Hacker News new | past | comments | ask | show | jobs | submit login
Show HN: Writing my first interpreter in C for fun (github.com)
109 points by jhedwards on June 21, 2016 | hide | past | web | favorite | 52 comments



Sometimes i wish for compiler tutorials that progress feature by feature, starting with simple features, rather than starting with complicated things like parsing expressions with multiple op codes (op codes being implemented as function calls, so it gets even more complicated)...

For example, a sequence like this:

1. variable assignment

2. commands of one parameter

3. if / branch statements

4. much later: nested expressions, function calls, multiple stacks, environments

basically, starting with an abstraction of 3 parameter opcodes, and then slowly building features up the abstraction layers, as well as slowly building down the optimization layers, step by step.


You are looking for this, "let's build a compiler" http://www.stack.nl/~marcov/compiler.pdf


not exactly. more like an expanded version of chapter 5 of sicp https://mitpress.mit.edu/sicp/full-text/book/book-Z-H-31.htm...

I will put it on github if i ever get around to writing one myself.

I am thinking something targeting / including a toy version of qemu.



Hey this is great work! What resources would you recommend for someone else who wants to build their own toy language for fun and practice?


It is hard to beat using Prolog for whipping out interpreters. Like Lisp, you get to use symbols in terms, plus you also get to use Prolog's ability to use infix operators to create terms:

    eval(X,X) :- number(X).
    eval(X+Y,Z) :- eval(X,X1), eval(Y,Y1), Z is X1+Y1.
    eval(X*Y,Z) :- eval(X,X1), eval(Y,Y1), Z is X1*Y1.
    
    main :- write("Enter an arithmetic expression followed by a dot \".\" and a newline\n"),
            prompt(_Old,>),
            repl.

    repl :- read(Input),
            eval(Input,Answer),
            print(Answer), nl,
            repl.

You might like:

https://www.metalevel.at/lisprolog/

http://www.swi-prolog.org/

https://www.amazon.com/Art-Prolog-Advanced-Programming-Techn...


Evaluator; Parsers too. Prolog is an amazing idea (even with its limitation).
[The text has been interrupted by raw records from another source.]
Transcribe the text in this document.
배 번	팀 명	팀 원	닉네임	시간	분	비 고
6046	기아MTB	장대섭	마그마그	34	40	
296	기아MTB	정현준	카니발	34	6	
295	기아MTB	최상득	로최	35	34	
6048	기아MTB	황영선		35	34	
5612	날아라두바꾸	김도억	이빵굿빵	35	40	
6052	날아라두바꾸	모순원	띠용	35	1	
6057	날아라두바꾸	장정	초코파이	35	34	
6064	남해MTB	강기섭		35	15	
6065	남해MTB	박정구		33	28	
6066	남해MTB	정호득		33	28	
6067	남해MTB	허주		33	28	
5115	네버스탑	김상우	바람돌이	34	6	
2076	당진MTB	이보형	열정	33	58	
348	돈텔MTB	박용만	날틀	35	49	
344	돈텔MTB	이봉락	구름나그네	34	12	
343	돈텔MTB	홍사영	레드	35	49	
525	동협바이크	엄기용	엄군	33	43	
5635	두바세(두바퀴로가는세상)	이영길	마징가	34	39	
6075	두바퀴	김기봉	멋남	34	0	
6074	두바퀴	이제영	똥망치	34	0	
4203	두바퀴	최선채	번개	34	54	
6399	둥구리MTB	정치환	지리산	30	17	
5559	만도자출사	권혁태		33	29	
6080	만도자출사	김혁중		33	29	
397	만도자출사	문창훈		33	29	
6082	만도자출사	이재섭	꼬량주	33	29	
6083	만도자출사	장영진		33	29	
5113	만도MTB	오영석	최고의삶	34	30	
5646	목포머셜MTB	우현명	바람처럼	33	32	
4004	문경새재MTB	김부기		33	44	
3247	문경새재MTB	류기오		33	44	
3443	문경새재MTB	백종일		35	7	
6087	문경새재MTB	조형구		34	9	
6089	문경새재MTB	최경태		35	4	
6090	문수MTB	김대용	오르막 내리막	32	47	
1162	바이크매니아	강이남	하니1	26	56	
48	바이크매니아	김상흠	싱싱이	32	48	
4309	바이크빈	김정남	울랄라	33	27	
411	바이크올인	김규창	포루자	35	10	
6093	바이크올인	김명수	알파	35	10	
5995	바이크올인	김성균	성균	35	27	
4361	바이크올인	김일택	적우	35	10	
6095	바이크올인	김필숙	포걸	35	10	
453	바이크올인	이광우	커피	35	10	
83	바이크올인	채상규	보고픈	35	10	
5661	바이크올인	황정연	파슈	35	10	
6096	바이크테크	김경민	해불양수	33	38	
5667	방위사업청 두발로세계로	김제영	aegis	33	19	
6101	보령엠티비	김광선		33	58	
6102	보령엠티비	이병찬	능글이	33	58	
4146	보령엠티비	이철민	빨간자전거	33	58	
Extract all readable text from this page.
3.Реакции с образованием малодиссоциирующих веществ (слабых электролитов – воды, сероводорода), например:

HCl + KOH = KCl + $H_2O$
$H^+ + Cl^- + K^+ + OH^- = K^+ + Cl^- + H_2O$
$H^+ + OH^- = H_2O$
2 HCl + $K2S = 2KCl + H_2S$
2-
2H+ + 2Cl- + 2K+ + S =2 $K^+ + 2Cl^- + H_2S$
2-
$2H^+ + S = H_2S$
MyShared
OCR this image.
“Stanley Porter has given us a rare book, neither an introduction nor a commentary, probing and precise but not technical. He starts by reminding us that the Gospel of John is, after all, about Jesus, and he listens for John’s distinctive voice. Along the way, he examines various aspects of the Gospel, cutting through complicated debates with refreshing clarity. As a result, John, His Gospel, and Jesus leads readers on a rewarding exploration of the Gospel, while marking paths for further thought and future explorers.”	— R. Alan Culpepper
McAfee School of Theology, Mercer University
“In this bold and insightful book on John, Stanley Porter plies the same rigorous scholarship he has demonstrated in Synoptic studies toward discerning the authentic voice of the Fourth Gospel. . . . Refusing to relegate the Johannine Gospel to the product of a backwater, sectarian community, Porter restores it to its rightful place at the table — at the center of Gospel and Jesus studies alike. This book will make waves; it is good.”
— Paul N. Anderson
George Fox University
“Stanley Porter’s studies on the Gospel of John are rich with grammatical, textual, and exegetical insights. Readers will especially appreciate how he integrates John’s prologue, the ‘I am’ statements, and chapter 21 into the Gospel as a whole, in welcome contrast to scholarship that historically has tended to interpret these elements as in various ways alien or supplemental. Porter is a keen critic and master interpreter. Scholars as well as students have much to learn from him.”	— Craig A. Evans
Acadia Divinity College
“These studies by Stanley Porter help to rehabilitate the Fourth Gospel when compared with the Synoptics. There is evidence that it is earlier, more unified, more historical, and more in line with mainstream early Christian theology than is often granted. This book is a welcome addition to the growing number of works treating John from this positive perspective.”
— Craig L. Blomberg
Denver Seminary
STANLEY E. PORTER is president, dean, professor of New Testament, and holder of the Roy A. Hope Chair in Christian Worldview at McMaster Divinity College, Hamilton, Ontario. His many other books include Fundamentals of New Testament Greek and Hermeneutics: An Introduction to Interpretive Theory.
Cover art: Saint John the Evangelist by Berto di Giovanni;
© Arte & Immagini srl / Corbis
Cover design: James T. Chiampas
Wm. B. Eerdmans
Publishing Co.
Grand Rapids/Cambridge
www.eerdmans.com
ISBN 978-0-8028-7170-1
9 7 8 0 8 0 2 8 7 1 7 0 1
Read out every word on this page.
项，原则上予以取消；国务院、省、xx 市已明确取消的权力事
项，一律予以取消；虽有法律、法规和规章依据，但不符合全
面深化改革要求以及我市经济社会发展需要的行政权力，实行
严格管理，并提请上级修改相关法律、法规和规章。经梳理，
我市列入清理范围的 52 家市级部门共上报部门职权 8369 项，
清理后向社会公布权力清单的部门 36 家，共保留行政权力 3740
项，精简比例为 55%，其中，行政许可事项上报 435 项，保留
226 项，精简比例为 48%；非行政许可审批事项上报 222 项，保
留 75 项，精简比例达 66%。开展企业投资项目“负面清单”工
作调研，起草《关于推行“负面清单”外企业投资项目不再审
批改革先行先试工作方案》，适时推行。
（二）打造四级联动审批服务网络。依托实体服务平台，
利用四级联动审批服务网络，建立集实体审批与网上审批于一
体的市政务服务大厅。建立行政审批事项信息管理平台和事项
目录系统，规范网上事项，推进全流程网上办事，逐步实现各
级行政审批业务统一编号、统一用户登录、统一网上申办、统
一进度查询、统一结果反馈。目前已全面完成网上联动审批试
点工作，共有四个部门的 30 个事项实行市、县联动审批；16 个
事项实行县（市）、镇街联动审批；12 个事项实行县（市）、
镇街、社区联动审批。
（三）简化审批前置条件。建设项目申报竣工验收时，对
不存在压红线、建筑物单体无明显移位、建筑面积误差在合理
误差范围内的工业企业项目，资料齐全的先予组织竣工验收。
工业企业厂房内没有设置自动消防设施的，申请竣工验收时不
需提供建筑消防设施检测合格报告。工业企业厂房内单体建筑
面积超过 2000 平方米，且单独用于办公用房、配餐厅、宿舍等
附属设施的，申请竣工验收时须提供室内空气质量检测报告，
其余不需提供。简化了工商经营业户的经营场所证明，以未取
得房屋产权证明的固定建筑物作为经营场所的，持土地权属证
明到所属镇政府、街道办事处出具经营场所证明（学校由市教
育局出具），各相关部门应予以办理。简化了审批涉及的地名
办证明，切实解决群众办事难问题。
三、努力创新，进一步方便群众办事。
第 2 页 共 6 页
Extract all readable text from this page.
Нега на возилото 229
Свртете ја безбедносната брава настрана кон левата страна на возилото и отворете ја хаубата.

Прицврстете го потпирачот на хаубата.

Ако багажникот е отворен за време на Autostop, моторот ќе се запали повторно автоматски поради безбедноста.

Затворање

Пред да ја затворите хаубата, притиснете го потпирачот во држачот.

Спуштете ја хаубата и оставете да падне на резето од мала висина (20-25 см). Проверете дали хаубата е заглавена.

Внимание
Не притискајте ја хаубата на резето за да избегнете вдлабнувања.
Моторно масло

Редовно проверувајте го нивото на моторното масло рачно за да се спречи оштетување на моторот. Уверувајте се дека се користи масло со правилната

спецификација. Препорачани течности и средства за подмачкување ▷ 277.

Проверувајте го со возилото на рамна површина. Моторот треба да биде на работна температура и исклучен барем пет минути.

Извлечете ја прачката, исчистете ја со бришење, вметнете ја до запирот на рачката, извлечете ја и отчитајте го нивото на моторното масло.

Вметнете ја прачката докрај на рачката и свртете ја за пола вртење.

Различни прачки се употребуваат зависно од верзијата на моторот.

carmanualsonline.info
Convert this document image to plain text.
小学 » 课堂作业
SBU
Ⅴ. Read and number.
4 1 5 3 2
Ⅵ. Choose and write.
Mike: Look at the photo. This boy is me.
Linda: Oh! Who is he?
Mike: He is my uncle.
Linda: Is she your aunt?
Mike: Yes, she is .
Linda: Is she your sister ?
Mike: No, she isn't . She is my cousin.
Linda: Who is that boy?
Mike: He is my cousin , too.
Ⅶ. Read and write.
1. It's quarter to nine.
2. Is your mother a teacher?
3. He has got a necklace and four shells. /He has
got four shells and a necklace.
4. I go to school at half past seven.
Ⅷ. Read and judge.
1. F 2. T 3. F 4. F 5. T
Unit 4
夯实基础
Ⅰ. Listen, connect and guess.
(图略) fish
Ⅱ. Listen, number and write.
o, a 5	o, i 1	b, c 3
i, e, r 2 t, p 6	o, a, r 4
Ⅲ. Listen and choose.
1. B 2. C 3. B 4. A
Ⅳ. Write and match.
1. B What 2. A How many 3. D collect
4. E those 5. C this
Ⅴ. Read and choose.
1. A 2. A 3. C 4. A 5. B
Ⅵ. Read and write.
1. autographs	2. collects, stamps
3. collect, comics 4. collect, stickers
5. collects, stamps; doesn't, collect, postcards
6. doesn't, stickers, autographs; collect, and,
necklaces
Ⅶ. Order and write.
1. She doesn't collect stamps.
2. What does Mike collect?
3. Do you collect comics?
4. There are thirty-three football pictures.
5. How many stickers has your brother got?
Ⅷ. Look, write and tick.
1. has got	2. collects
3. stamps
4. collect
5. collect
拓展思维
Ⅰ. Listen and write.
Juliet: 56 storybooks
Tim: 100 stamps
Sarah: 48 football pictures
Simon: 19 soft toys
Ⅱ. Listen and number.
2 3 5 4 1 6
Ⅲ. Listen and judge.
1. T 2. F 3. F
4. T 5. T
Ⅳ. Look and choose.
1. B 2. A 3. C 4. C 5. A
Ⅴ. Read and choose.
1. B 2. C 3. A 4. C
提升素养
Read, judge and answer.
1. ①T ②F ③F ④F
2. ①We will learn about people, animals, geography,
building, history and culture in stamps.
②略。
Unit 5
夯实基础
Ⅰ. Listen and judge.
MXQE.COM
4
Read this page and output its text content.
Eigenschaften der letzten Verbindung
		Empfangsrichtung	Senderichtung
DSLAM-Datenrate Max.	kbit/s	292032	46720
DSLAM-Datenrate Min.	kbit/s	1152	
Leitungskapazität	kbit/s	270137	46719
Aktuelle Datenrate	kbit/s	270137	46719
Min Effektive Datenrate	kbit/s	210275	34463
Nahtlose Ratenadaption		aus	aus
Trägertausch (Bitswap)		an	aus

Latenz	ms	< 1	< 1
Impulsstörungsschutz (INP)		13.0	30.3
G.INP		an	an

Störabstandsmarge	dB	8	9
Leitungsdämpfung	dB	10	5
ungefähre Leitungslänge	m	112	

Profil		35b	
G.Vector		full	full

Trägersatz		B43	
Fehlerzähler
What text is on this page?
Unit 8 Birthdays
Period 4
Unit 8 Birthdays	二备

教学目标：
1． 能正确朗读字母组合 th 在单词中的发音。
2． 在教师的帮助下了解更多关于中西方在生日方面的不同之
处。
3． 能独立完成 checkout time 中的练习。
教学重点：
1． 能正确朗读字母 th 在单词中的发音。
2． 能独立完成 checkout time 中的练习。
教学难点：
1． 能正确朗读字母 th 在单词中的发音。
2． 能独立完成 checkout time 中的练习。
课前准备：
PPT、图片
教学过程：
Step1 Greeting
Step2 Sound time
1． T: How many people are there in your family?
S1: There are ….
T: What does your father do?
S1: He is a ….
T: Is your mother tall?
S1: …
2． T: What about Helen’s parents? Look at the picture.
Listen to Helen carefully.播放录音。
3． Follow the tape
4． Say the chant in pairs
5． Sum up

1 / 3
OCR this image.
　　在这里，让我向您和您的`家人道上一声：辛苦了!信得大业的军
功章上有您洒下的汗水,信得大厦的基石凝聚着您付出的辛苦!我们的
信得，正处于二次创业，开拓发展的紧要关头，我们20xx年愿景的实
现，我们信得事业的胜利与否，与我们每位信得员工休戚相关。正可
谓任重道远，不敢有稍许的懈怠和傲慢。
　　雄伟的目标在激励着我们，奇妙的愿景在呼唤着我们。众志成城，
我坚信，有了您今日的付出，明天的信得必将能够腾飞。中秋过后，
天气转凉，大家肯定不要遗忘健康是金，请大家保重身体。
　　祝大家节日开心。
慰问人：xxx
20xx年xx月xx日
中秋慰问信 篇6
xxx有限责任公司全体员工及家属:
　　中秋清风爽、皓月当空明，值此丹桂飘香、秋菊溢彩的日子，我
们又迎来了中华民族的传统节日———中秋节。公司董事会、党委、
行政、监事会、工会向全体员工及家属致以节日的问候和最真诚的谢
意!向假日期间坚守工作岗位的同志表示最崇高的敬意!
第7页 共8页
But when you come from the bit array banging side of computer programming it's such an alien idea.


For those interested in parsing with Prolog, check out Definite Clause Grammars and The Craft of Prolog.

http://www.learnprolognow.org/lpnpage.php?pagetype=html&page...

https://www.amazon.com/Craft-Prolog-Logic-Programming/dp/026...


Just a logically way of thinking. Many people don't know it, but Java is verified with prolog.

https://docs.oracle.com/javase/specs/jvms/se7/html/jvms-4.ht...


Haaaa I remember reading the spec, before I knew prolog .. didn't realize what I was reading. Neat.


You can always try Erlang's pattern matching..


I've also been creating a programming language recently [1]. I'd recommend looking into the pypy tool chain. It makes it pretty easy to hack together a decent interpreter (that JITs). That and rply for the front-end gives you enough tooling to be dangerous. Here's a good tutorial [2].

[1] https://github.com/DanielWaterworth/plastic

[2] https://morepypy.blogspot.co.uk/2011/04/tutorial-writing-int...


Thank you! I've seen a lot of great articles and tutorials on HN about this subject, so you can probably find a lot of good resources doing a search here. To start I can link you to an article I wrote that teaches the basics of tokenizing and parsing: https://angularclass.com/making-a-mini-lisp-introduction-to-...


The classic way would be to start out with LEX/FLEX and YACC.


Forget about lex, flex, bison, yacc and all that. It's way easier and more important to start with a hand written recursive descent parser.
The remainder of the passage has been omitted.